Avalon liked animals, but she was terrified of those birds. She wasn’t even sure they were birds. Sometimes she felt like they were pieces of the Scarecrow himself that he could send flying out of his body to peck out his enemies’ eyes and noses. Avalon never knew where they would be and it was scary.

In Camelot, there were all kinds of people. Human-sized mice, and giants, and pixies, and fish who could talk… Avalon respected them all as unique beings. Her mommy said it was important to treat everybody equal. But the Scarecrow was different. Wrong. Inside of him there was nothing but birds and meanness. She didn’t want to talk to him.

“Are you heeding this discussion?” He prompted when she didn’t answer. “Avalon, concentrate. You must confess to where the wand is located. If you relinquish it to me, you can have Guinevere back.” He crouched down in front of the small table where she was coloring and tried a big, fake smile. “Isn’t that what you desire? Your mother returned to you? You need to help me in my undertaking, if we’re going to make that fond dream a reality.”

Avalon didn’t like to look at him. It disturbed her to watch his dirty coat move as the birds shifted under the patchwork fabric. “You’re a bad person.” She told him, because it was wrong to lie. “I’m not helping you.”

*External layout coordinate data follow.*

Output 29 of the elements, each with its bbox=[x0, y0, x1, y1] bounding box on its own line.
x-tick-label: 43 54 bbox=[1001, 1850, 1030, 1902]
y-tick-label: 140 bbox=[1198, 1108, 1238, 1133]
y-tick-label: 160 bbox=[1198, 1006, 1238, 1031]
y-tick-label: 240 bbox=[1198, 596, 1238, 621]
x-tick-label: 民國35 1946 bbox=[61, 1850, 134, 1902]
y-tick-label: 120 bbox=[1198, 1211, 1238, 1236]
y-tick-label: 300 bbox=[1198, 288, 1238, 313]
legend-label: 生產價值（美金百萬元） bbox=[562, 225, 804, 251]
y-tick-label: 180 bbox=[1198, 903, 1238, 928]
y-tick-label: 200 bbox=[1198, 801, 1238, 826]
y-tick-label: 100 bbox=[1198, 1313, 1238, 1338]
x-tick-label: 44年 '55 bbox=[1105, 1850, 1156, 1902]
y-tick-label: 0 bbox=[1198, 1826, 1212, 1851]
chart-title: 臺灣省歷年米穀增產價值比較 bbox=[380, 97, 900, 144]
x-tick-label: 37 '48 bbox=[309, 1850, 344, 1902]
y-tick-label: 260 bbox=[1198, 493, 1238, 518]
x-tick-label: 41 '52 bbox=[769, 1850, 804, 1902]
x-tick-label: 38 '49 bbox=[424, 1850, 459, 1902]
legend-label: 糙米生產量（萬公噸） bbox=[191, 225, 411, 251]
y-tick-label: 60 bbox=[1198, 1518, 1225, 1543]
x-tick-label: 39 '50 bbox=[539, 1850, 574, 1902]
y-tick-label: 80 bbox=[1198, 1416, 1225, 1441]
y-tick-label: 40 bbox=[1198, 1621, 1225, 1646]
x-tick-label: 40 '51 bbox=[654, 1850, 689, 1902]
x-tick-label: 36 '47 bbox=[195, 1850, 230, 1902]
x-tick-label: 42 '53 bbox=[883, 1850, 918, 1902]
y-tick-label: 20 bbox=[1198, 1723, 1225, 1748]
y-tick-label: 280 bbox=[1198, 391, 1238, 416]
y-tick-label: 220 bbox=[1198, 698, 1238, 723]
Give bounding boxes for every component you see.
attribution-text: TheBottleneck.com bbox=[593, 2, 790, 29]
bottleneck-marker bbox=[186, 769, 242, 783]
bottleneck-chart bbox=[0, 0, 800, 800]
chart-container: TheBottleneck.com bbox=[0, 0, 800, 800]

His painted-on eyes narrowed and he forgot he was pretending to be her friend. “I’m not Bad. You’re Bad. You and your Bad kind have polluted this kingdom long enough with your villainy. Soon enough, all of you will be expunged from Camelot.”

Avalon wasn’t sure what “expunged” meant, but it sounded mean. “My mommy and daddy are going to stop you from hurting everyone.” She knew that was true, so why didn’t he? It was clear to her that the Scarecrow wasn’t nearly as smart as he pretended.

“Your father is dead!” He shouted and his birds restlessly fluttered in agitation. “Killed by your murderous mother in this very house!” He pointed upward, towards the balcony where King Arthur had fallen the year before.

Avalon finally met his eyes, shocked that he could believe such a lie. “My daddy isn’t dead.” She said with absolute confidence.

The Scarecrow hesitated, as if her certainty confused him. “Of course, he’s dead. I beheld his corpse with my own eyes. It’s interred in the royal tomb.”

Avalon tilted her head, studying him for a long moment. “No,” she finally decided and went back to her drawing, “you’re wrong.”